Albert and Blanc were two of the six members of the Luxembourg Commission to be elected in the April elections. The socialists – who, through the Luxembourg Commission ran a virtual state-within-a-state – clashed with the Assembly. Blanc's proposal for a fully fledged ministry of labor in keeping with his ideal for "national workshops" was rejected on 10 May. By this time, Albert had lost faith in the provisional government, and, together with Louis Auguste Blanqui and Armand Barbès, attempted an insurrection of his own. On 15 May, they led a crowd, demonstrating against the government; the riot was bloodily suppressed by the bourgeois National Guards, and Albert and Barbès were captured at the Hôtel de Ville.

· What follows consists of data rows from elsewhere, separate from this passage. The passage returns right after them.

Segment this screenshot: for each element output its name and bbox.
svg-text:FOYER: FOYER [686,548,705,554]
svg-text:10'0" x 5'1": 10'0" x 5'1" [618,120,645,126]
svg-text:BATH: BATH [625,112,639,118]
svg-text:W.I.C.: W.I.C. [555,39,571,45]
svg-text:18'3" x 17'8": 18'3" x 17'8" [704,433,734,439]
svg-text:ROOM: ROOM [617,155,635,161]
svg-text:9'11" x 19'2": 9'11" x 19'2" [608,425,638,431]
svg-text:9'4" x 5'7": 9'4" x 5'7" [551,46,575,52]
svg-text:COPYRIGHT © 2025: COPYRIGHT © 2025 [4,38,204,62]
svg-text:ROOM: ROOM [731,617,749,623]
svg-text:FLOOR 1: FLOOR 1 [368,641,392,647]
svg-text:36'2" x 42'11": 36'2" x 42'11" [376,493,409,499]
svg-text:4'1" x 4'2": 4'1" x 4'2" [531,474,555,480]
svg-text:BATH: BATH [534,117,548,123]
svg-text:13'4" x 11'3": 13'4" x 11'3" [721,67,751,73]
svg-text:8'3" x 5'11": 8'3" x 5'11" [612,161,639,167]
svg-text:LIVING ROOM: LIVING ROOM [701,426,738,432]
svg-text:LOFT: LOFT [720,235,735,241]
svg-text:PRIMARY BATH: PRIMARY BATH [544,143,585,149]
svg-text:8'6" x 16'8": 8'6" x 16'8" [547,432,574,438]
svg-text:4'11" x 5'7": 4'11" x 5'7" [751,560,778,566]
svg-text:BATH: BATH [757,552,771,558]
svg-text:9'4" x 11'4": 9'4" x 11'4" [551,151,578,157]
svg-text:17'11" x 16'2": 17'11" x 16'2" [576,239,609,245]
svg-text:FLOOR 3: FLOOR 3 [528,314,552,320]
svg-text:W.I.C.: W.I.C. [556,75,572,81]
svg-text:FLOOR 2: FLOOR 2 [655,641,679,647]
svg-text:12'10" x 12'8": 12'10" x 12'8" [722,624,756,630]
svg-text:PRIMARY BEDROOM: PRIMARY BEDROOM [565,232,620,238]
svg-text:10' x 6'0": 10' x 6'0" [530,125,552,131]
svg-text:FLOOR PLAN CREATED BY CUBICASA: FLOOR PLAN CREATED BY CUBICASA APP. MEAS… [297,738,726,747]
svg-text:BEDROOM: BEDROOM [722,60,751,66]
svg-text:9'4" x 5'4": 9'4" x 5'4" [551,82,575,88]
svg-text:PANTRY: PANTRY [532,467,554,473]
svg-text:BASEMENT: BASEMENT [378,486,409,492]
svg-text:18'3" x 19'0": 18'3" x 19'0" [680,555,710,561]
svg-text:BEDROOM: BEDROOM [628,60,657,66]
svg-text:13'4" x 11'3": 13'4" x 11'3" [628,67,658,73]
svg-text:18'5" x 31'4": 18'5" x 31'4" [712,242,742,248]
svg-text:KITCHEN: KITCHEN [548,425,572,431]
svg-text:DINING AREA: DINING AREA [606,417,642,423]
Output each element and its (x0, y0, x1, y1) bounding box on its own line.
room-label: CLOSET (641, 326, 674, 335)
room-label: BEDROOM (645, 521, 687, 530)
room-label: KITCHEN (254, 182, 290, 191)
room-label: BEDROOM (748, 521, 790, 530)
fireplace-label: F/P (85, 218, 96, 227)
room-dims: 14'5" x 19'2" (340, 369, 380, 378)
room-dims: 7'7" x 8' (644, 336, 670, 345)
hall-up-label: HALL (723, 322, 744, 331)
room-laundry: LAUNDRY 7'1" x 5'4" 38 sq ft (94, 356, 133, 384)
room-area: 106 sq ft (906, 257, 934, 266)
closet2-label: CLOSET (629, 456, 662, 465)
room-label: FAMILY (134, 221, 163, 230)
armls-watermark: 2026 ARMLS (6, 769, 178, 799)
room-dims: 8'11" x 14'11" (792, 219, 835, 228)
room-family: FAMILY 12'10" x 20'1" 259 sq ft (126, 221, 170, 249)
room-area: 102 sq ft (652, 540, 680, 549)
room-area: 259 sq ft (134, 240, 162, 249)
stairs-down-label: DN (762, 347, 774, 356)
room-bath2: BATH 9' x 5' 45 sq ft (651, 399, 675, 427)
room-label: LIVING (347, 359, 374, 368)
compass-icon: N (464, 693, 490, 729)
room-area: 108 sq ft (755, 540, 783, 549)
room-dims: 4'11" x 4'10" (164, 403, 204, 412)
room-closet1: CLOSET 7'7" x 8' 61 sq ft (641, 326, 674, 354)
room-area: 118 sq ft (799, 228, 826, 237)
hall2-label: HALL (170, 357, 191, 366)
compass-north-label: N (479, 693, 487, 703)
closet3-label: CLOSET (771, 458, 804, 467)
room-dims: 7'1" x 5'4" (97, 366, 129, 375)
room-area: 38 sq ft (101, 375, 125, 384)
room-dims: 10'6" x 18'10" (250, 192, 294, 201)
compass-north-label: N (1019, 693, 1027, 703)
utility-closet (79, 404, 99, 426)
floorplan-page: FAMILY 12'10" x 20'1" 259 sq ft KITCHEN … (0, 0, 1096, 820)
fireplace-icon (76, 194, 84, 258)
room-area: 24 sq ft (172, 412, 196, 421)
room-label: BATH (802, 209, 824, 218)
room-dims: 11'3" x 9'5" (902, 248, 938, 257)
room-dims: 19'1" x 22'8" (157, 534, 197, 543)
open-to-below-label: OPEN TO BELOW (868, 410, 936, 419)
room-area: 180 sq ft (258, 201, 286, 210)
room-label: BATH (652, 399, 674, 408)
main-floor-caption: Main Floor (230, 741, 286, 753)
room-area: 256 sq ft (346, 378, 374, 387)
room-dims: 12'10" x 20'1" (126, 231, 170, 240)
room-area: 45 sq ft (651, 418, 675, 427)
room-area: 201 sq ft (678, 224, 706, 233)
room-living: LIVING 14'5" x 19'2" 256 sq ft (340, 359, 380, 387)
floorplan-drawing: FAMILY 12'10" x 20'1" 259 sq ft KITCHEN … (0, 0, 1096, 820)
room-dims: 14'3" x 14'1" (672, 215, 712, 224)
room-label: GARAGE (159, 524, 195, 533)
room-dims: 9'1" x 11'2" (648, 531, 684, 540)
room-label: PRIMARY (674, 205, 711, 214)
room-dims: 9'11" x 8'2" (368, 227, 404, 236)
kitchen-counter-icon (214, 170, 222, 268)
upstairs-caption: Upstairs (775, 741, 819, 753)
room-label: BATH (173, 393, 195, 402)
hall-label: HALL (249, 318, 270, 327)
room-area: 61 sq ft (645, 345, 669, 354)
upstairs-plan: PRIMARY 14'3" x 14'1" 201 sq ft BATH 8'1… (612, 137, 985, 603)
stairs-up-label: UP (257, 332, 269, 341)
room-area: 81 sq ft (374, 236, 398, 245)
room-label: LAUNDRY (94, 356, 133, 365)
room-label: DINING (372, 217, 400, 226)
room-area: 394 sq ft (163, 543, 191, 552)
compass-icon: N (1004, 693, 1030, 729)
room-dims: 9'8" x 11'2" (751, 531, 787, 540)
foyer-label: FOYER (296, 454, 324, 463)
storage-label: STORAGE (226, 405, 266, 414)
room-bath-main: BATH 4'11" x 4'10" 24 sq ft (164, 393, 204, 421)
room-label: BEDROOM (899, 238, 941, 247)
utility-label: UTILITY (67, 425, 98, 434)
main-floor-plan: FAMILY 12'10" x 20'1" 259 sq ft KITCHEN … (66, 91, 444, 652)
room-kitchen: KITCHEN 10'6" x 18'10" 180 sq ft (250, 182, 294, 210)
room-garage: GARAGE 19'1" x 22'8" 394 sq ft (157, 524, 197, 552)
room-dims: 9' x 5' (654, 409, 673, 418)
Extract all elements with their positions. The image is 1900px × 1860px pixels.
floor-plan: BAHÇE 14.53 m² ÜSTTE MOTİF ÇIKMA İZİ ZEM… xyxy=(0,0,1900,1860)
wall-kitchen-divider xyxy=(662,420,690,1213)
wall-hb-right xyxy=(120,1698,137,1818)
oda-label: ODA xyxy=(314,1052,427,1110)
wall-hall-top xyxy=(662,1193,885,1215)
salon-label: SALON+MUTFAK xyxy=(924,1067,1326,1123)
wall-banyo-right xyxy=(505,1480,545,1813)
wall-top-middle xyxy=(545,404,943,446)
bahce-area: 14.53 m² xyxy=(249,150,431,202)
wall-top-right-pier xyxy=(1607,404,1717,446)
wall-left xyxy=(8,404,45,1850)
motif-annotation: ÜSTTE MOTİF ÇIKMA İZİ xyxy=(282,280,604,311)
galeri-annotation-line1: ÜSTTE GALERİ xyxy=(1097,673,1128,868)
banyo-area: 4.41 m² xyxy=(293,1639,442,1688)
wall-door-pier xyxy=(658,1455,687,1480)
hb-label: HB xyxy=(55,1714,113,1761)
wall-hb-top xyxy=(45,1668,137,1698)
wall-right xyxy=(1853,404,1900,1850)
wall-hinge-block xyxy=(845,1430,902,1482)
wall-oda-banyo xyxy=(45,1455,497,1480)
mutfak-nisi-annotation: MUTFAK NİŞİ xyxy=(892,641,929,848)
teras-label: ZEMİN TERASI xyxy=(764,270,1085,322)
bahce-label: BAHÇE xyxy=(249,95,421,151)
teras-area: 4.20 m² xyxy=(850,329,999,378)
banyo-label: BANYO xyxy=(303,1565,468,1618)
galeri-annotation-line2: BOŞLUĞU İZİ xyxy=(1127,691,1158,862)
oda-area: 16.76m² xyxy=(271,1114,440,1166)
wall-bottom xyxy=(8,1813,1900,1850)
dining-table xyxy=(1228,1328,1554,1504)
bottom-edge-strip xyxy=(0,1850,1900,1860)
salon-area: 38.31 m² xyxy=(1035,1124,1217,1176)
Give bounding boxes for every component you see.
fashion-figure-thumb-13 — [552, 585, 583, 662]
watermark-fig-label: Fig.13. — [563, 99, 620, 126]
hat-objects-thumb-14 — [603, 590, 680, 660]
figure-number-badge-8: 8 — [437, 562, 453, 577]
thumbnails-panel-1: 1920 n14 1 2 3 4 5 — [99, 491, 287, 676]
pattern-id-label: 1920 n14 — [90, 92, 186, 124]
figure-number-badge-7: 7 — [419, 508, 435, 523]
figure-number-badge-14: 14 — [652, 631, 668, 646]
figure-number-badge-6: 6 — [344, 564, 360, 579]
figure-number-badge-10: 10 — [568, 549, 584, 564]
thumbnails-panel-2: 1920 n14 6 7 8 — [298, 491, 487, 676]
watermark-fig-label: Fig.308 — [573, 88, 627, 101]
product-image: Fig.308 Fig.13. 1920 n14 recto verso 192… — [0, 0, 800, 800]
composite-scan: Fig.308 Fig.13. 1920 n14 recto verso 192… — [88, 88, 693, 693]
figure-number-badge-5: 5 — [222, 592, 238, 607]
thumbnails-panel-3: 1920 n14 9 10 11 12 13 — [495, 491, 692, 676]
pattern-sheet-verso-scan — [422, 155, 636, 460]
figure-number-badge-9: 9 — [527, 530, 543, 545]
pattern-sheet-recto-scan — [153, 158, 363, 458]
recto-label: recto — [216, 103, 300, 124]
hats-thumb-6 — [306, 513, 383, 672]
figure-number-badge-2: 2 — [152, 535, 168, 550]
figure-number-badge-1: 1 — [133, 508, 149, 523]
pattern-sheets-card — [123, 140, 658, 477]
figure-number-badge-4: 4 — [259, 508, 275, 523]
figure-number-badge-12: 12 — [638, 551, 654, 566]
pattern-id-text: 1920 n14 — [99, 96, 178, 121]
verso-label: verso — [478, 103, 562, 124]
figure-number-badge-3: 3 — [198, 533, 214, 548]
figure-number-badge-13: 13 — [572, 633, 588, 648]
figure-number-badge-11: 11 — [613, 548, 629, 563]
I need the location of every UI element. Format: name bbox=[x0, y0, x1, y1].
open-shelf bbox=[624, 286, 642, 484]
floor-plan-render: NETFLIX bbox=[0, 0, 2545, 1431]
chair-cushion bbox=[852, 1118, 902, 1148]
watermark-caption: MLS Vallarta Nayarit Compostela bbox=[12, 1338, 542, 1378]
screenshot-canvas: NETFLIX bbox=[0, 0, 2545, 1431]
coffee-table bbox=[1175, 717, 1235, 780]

==Trial and imprisonment==
Albert did not defend himself at the subsequent trial at Bourges, in 1849. He was thus found guilty of treason and an attempt to incite revolution, and sent to prison on Belle Île for four years. When he became ill in 1854, he was transferred to Tours, where he remained until he was released by the general amnesty of 16 August 1859.

==Later life==
Martin returned to Paris as a working man, taking a job for the gas company. In 1870, during the Franco-Prussian War, became a member of the Commission des Barricades in the Government of National Defense, and stood for election twice in the Third Republic, losing both bids. He retired to Mello in his home département of Oise. A national funeral followed his death in 1895 and his tombstone was donated by the government.